Thin‐section and freeze‐fracture studies of crayfish stretch receptor synapses including the reciprocal inhibitory synapse

Abstract
The crayfish slow-adapting abdominal stretch receptor organ is innervated by three inhibitory and several excitatory axons. A previous study by Tisdale and Nakajima ('76) showed that under certain fixation conditions inhibitory and excitatory synapses can be distinguished on the basis of synaptic vesicle structure.

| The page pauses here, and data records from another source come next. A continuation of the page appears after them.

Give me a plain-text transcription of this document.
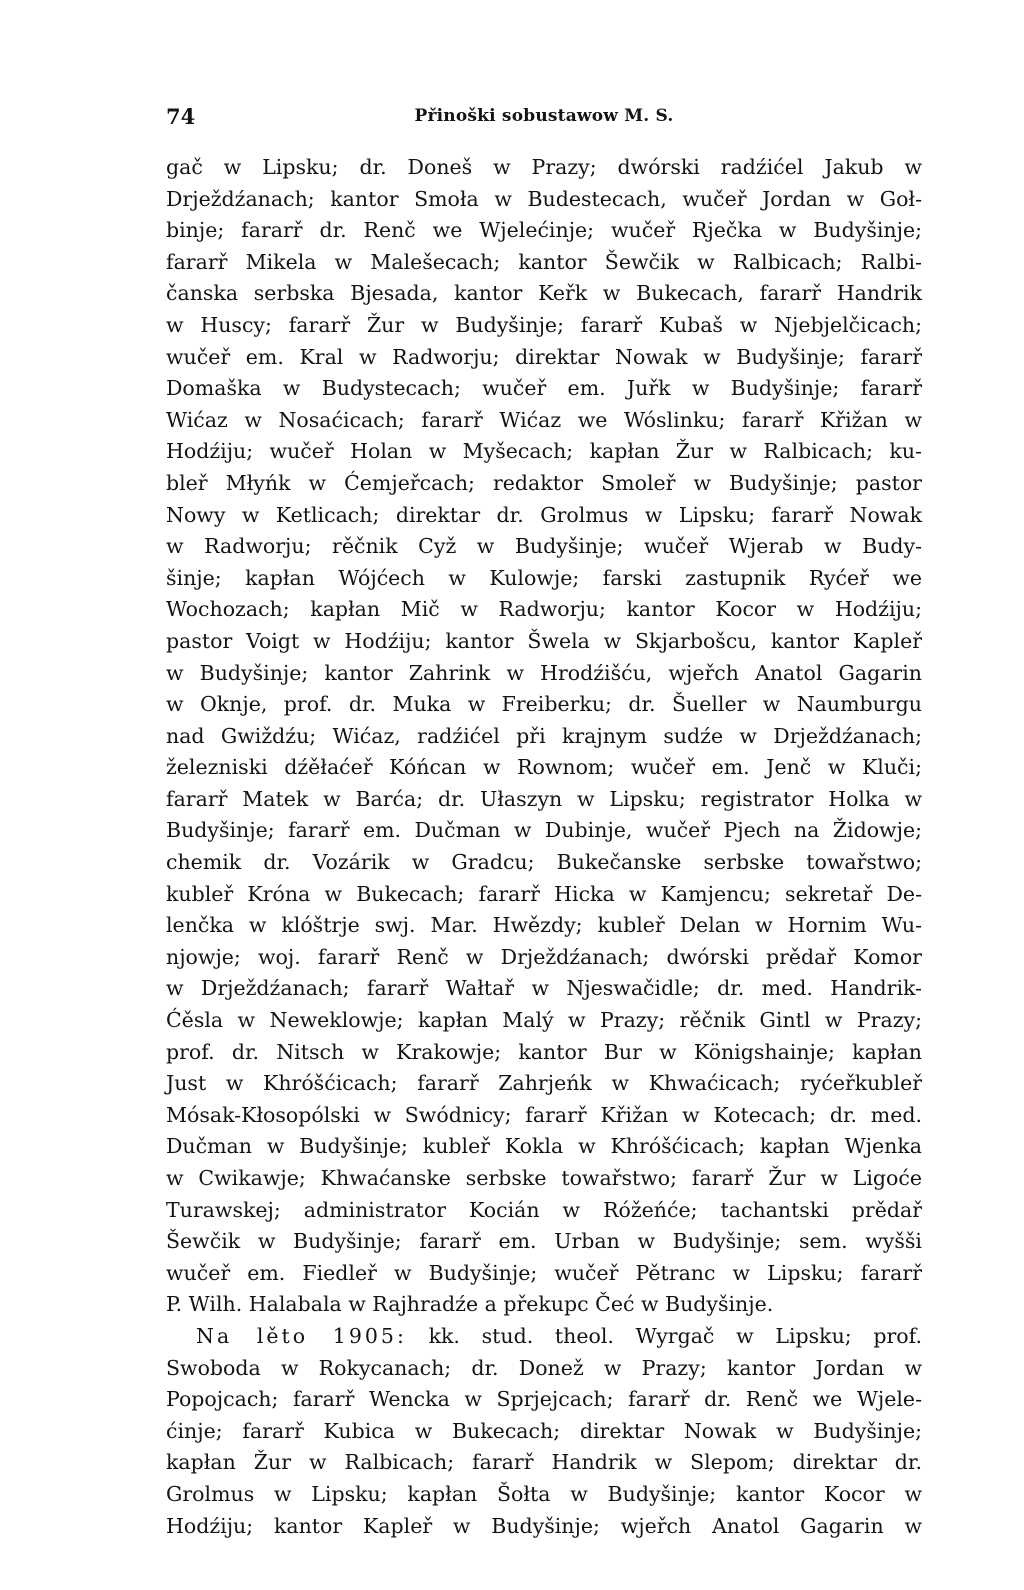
74	Přinoški sobustawow M. S.
gač w Lipsku; dr. Doneš w Prazy; dwórski radźićel Jakub w
Drježdźanach; kantor Smoła w Budestecach, wučeř Jordan w Goł-
binje; fararř dr. Renč we Wjelećinje; wučeř Rječka w Budyšinje;
fararř Mikela w Malešecach; kantor Šewčik w Ralbicach; Ralbi-
čanska serbska Bjesada, kantor Keřk w Bukecach, fararř Handrik
w Huscy; fararř Žur w Budyšinje; fararř Kubaš w Njebjelčicach;
wučeř em. Kral w Radworju; direktar Nowak w Budyšinje; fararř
Domaška w Budystecach; wučeř em. Juřk w Budyšinje; fararř
Wićaz w Nosaćicach; fararř Wićaz we Wóslinku; fararř Křižan w
Hodźiju; wučeř Holan w Myšecach; kapłan Žur w Ralbicach; ku-
bleř Młyńk w Ćemjeřcach; redaktor Smoleř w Budyšinje; pastor
Nowy w Ketlicach; direktar dr. Grolmus w Lipsku; fararř Nowak
w Radworju; rěčnik Cyž w Budyšinje; wučeř Wjerab w Budy-
šinje; kapłan Wójćech w Kulowje; farski zastupnik Ryćeř we
Wochozach; kapłan Mič w Radworju; kantor Kocor w Hodźiju;
pastor Voigt w Hodźiju; kantor Šwela w Skjarbošcu, kantor Kapleř
w Budyšinje; kantor Zahrink w Hrodźišću, wjeřch Anatol Gagarin
w Oknje, prof. dr. Muka w Freiberku; dr. Šueller w Naumburgu
nad Gwiždźu; Wićaz, radźićel při krajnym sudźe w Drježdźanach;
železniski dźěłaćeř Kóńcan w Rownom; wučeř em. Jenč w Kluči;
fararř Matek w Barća; dr. Ułaszyn w Lipsku; registrator Holka w
Budyšinje; fararř em. Dučman w Dubinje, wučeř Pjech na Židowje;
chemik dr. Vozárik w Gradcu; Bukečanske serbske towařstwo;
kubleř Króna w Bukecach; fararř Hicka w Kamjencu; sekretař De-
lenčka w klóštrje swj. Mar. Hwězdy; kubleř Delan w Hornim Wu-
njowje; woj. fararř Renč w Drježdźanach; dwórski prědař Komor
w Drježdźanach; fararř Wałtař w Njeswačidle; dr. med. Handrik-
Ćěsla w Neweklowje; kapłan Malý w Prazy; rěčnik Gintl w Prazy;
prof. dr. Nitsch w Krakowje; kantor Bur w Königshainje; kapłan
Just w Khróšćicach; fararř Zahrjeńk w Khwaćicach; ryćeřkubleř
Mósak-Kłosopólski w Swódnicy; fararř Křižan w Kotecach; dr. med.
Dučman w Budyšinje; kubleř Kokla w Khróšćicach; kapłan Wjenka
w Cwikawje; Khwaćanske serbske towařstwo; fararř Žur w Ligoće
Turawskej; administrator Kocián w Róžeńće; tachantski prědař
Šewčik w Budyšinje; fararř em. Urban w Budyšinje; sem. wyšši
wučeř em. Fiedleř w Budyšinje; wučeř Pětranc w Lipsku; fararř
P. Wilh. Halabala w Rajhradźe a překupc Čeć w Budyšinje.
Na lěto 1905: kk. stud. theol. Wyrgač w Lipsku; prof.
Swoboda w Rokycanach; dr. Donež w Prazy; kantor Jordan w
Popojcach; fararř Wencka w Sprjejcach; fararř dr. Renč we Wjele-
ćinje; fararř Kubica w Bukecach; direktar Nowak w Budyšinje;
kapłan Žur w Ralbicach; fararř Handrik w Slepom; direktar dr.
Grolmus w Lipsku; kapłan Šołta w Budyšinje; kantor Kocor w
Hodźiju; kantor Kapleř w Budyšinje; wjeřch Anatol Gagarin w
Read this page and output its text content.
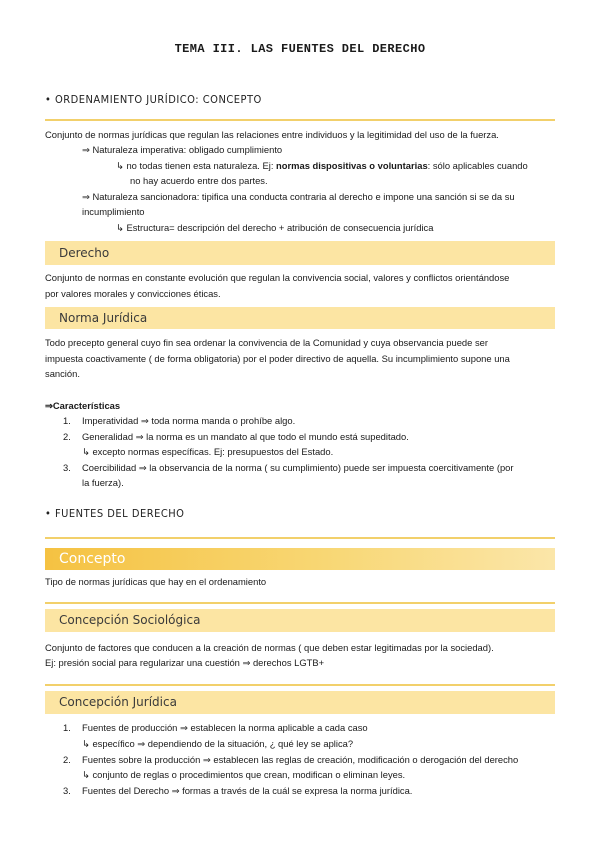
TEMA III. LAS FUENTES DEL DERECHO
• ORDENAMIENTO JURÍDICO: CONCEPTO
Conjunto de normas jurídicas que regulan las relaciones entre individuos y la legitimidad del uso de la fuerza.
⇒ Naturaleza imperativa: obligado cumplimiento
↳ no todas tienen esta naturaleza. Ej: normas dispositivas o voluntarias: sólo aplicables cuando
no hay acuerdo entre dos partes.
⇒ Naturaleza sancionadora: tipifica una conducta contraria al derecho e impone una sanción si se da su
incumplimiento
↳ Estructura= descripción del derecho + atribución de consecuencia jurídica
Derecho
Conjunto de normas en constante evolución que regulan la convivencia social, valores y conflictos orientándose
por valores morales y convicciones éticas.
Norma Jurídica
Todo precepto general cuyo fin sea ordenar la convivencia de la Comunidad y cuya observancia puede ser
impuesta coactivamente ( de forma obligatoria) por el poder directivo de aquella. Su incumplimiento supone una
sanción.
⇒Características
1.	Imperatividad ⇒ toda norma manda o prohíbe algo.
2.	Generalidad ⇒ la norma es un mandato al que todo el mundo está supeditado.
↳ excepto normas específicas. Ej: presupuestos del Estado.
3.	Coercibilidad ⇒ la observancia de la norma ( su cumplimiento) puede ser impuesta coercitivamente (por
la fuerza).
• FUENTES DEL DERECHO
Concepto
Tipo de normas jurídicas que hay en el ordenamiento
Concepción Sociológica
Conjunto de factores que conducen a la creación de normas ( que deben estar legitimadas por la sociedad).
Ej: presión social para regularizar una cuestión ⇒ derechos LGTB+
Concepción Jurídica
1.	Fuentes de producción ⇒ establecen la norma aplicable a cada caso
↳ específico ⇒ dependiendo de la situación, ¿ qué ley se aplica?
2.	Fuentes sobre la producción ⇒ establecen las reglas de creación, modificación o derogación del derecho
↳ conjunto de reglas o procedimientos que crean, modifican o eliminan leyes.
3.	Fuentes del Derecho ⇒ formas a través de la cuál se expresa la norma jurídica.
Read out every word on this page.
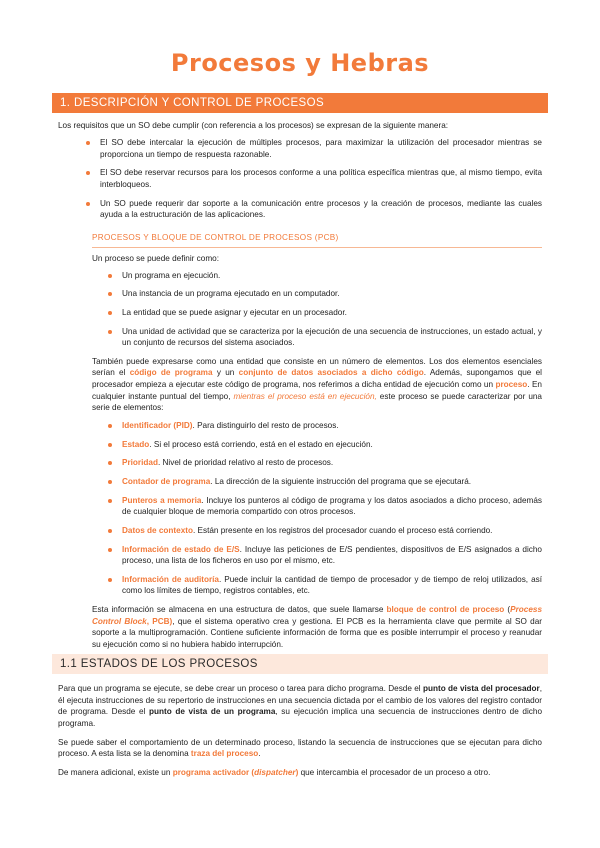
Procesos y Hebras
1. DESCRIPCIÓN Y CONTROL DE PROCESOS

Los requisitos que un SO debe cumplir (con referencia a los procesos) se expresan de la siguiente manera:

El SO debe intercalar la ejecución de múltiples procesos, para maximizar la utilización del procesador mientras se proporciona un tiempo de respuesta razonable.
El SO debe reservar recursos para los procesos conforme a una política específica mientras que, al mismo tiempo, evita interbloqueos.
Un SO puede requerir dar soporte a la comunicación entre procesos y la creación de procesos, mediante las cuales ayuda a la estructuración de las aplicaciones.
PROCESOS Y BLOQUE DE CONTROL DE PROCESOS (PCB)

Un proceso se puede definir como:

Un programa en ejecución.
Una instancia de un programa ejecutado en un computador.
La entidad que se puede asignar y ejecutar en un procesador.
Una unidad de actividad que se caracteriza por la ejecución de una secuencia de instrucciones, un estado actual, y un conjunto de recursos del sistema asociados.

También puede expresarse como una entidad que consiste en un número de elementos. Los dos elementos esenciales serían el código de programa y un conjunto de datos asociados a dicho código. Además, supongamos que el procesador empieza a ejecutar este código de programa, nos referimos a dicha entidad de ejecución como un proceso. En cualquier instante puntual del tiempo, mientras el proceso está en ejecución, este proceso se puede caracterizar por una serie de elementos:

Identificador (PID). Para distinguirlo del resto de procesos.
Estado. Si el proceso está corriendo, está en el estado en ejecución.
Prioridad. Nivel de prioridad relativo al resto de procesos.
Contador de programa. La dirección de la siguiente instrucción del programa que se ejecutará.
Punteros a memoria. Incluye los punteros al código de programa y los datos asociados a dicho proceso, además de cualquier bloque de memoria compartido con otros procesos.
Datos de contexto. Están presente en los registros del procesador cuando el proceso está corriendo.
Información de estado de E/S. Incluye las peticiones de E/S pendientes, dispositivos de E/S asignados a dicho proceso, una lista de los ficheros en uso por el mismo, etc.
Información de auditoría. Puede incluir la cantidad de tiempo de procesador y de tiempo de reloj utilizados, así como los límites de tiempo, registros contables, etc.

Esta información se almacena en una estructura de datos, que suele llamarse bloque de control de proceso (Process Control Block, PCB), que el sistema operativo crea y gestiona. El PCB es la herramienta clave que permite al SO dar soporte a la multiprogramación. Contiene suficiente información de forma que es posible interrumpir el proceso y reanudar su ejecución como si no hubiera habido interrupción.

1.1 ESTADOS DE LOS PROCESOS

Para que un programa se ejecute, se debe crear un proceso o tarea para dicho programa. Desde el punto de vista del procesador, él ejecuta instrucciones de su repertorio de instrucciones en una secuencia dictada por el cambio de los valores del registro contador de programa. Desde el punto de vista de un programa, su ejecución implica una secuencia de instrucciones dentro de dicho programa.

Se puede saber el comportamiento de un determinado proceso, listando la secuencia de instrucciones que se ejecutan para dicho proceso. A esta lista se la denomina traza del proceso.

De manera adicional, existe un programa activador (dispatcher) que intercambia el procesador de un proceso a otro.
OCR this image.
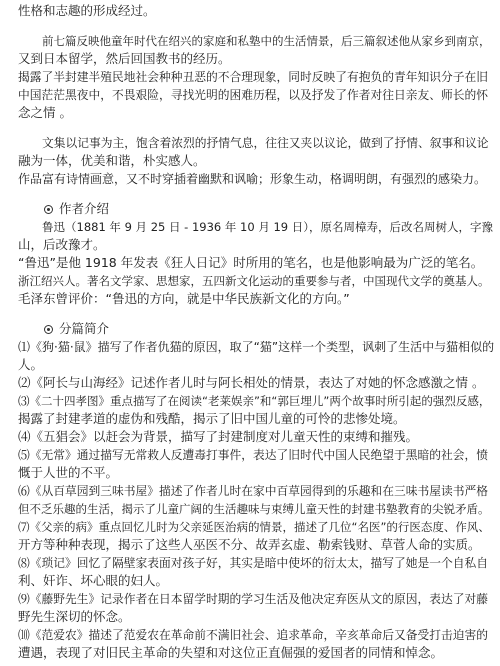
性格和志趣的形成经过。
前七篇反映他童年时代在绍兴的家庭和私塾中的生活情景，后三篇叙述他从家乡到南京，
又到日本留学，然后回国教书的经历。
揭露了半封建半殖民地社会种种丑恶的不合理现象，同时反映了有抱负的青年知识分子在旧
中国茫茫黑夜中，不畏艰险，寻找光明的困难历程，以及抒发了作者对往日亲友、师长的怀
念之情 。
文集以记事为主，饱含着浓烈的抒情气息，往往又夹以议论，做到了抒情、叙事和议论
融为一体，优美和谐，朴实感人。
作品富有诗情画意，又不时穿插着幽默和讽喻；形象生动，格调明朗，有强烈的感染力。
作者介绍
鲁迅（1881 年 9 月 25 日 - 1936 年 10 月 19 日），原名周樟寿，后改名周树人，字豫
山，后改豫才。
“鲁迅”是他 1918 年发表《狂人日记》时所用的笔名，也是他影响最为广泛的笔名。
浙江绍兴人。著名文学家、思想家，五四新文化运动的重要参与者，中国现代文学的奠基人。
毛泽东曾评价：“鲁迅的方向，就是中华民族新文化的方向。”
分篇简介
⑴《狗·猫·鼠》描写了作者仇猫的原因，取了“猫”这样一个类型，讽刺了生活中与猫相似的
人。
⑵《阿长与山海经》记述作者儿时与阿长相处的情景，表达了对她的怀念感激之情 。
⑶《二十四孝图》重点描写了在阅读“老莱娱亲”和“郭巨埋儿”两个故事时所引起的强烈反感，
揭露了封建孝道的虚伪和残酷，揭示了旧中国儿童的可怜的悲惨处境。
⑷《五猖会》以赶会为背景，描写了封建制度对儿童天性的束缚和摧残。
⑸《无常》通过描写无常救人反遭毒打事件，表达了旧时代中国人民绝望于黑暗的社会，愤
慨于人世的不平。
⑹《从百草园到三味书屋》描述了作者儿时在家中百草园得到的乐趣和在三味书屋读书严格
但不乏乐趣的生活，揭示了儿童广阔的生活趣味与束缚儿童天性的封建书塾教育的尖锐矛盾。
⑺《父亲的病》重点回忆儿时为父亲延医治病的情景，描述了几位“名医”的行医态度、作风、
开方等种种表现，揭示了这些人巫医不分、故弄玄虚、勒索钱财、草菅人命的实质。
⑻《琐记》回忆了隔壁家表面对孩子好，其实是暗中使坏的衍太太，描写了她是一个自私自
利、奸诈、坏心眼的妇人。
⑼《藤野先生》记录作者在日本留学时期的学习生活及他决定弃医从文的原因，表达了对藤
野先生深切的怀念。
⑽《范爱农》描述了范爱农在革命前不满旧社会、追求革命，辛亥革命后又备受打击迫害的
遭遇，表现了对旧民主革命的失望和对这位正直倔强的爱国者的同情和悼念。
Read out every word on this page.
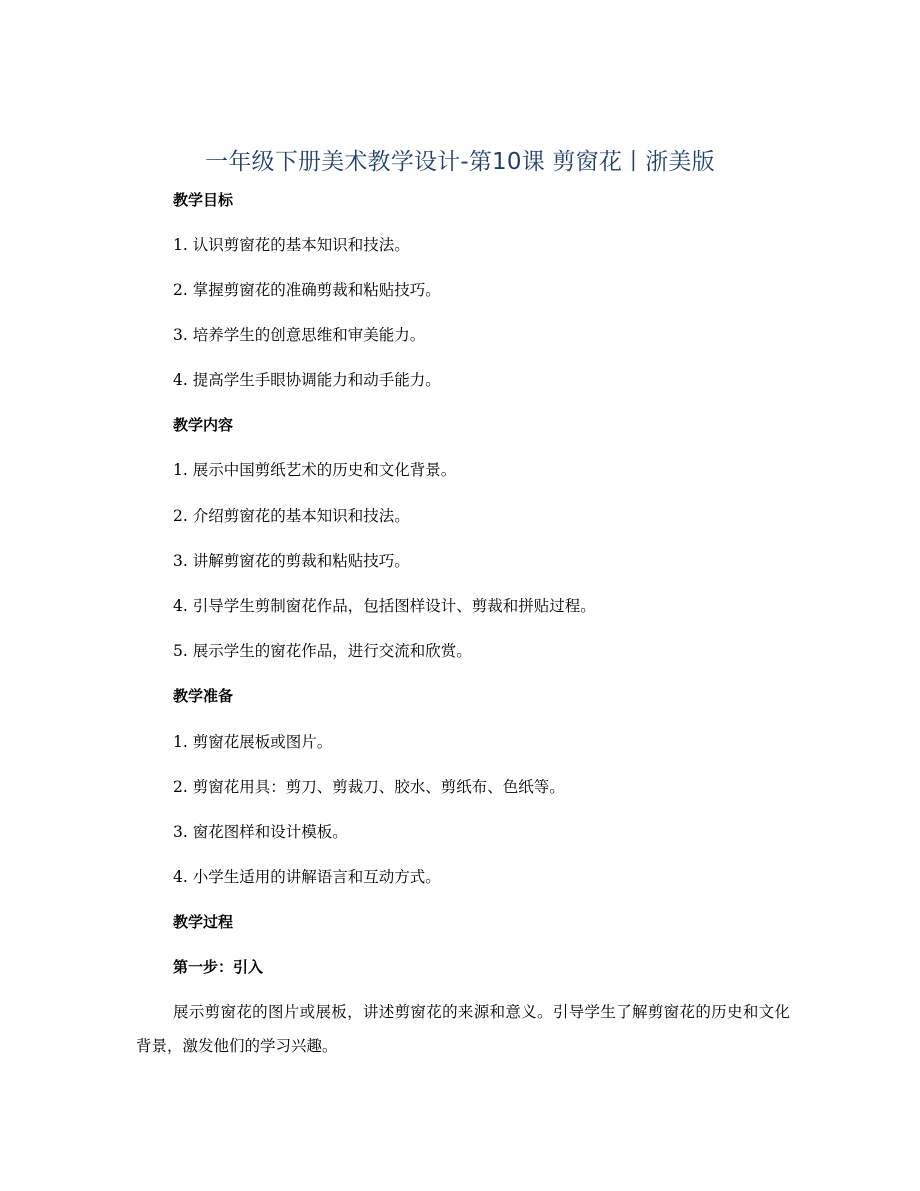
一年级下册美术教学设计-第10课 剪窗花丨浙美版
教学目标
1. 认识剪窗花的基本知识和技法。
2. 掌握剪窗花的准确剪裁和粘贴技巧。
3. 培养学生的创意思维和审美能力。
4. 提高学生手眼协调能力和动手能力。
教学内容
1. 展示中国剪纸艺术的历史和文化背景。
2. 介绍剪窗花的基本知识和技法。
3. 讲解剪窗花的剪裁和粘贴技巧。
4. 引导学生剪制窗花作品，包括图样设计、剪裁和拼贴过程。
5. 展示学生的窗花作品，进行交流和欣赏。
教学准备
1. 剪窗花展板或图片。
2. 剪窗花用具：剪刀、剪裁刀、胶水、剪纸布、色纸等。
3. 窗花图样和设计模板。
4. 小学生适用的讲解语言和互动方式。
教学过程
第一步：引入
展示剪窗花的图片或展板，讲述剪窗花的来源和意义。引导学生了解剪窗花的历史和文化背景，激发他们的学习兴趣。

Using this morphological criterion we describe six types of synapses in the receptor: (1) the inhibitory axo-dendritic synapse, (2) the excitatory neuromuscular synapse, (3) the inhibitory neuromuscular synapse, (4) the axo-axonic synapse which suggests presynaptic inhibition on the excitatory synapse, (5) the axo-axonic synapse which suggests presynaptic inhibition on the inhibitory synapse, (6) the reciprocal inhibitory axo-axonic synapse, which is a new type of synapse. The presence of these six types of synapse suggests that inhibitory and excitatory axons interact synaptically in a complicated manner, resulting in a delicate control of receptor function. In freeze fracture we have observed the presynaptic membrane structures of inhibitory and excitatory synapses. The active zone of the inhibitory synapse has ridges with loosely aggregated particles on the tops of the ridges and indentations (vesicle attachment sites) along their sides. The active zone of the excitatory neuromuscular synapse consists of bands of particle aggregates which are situated on slightly elevated membrane regions and surrounded by wide, relatively particle-free, flat membrane areas.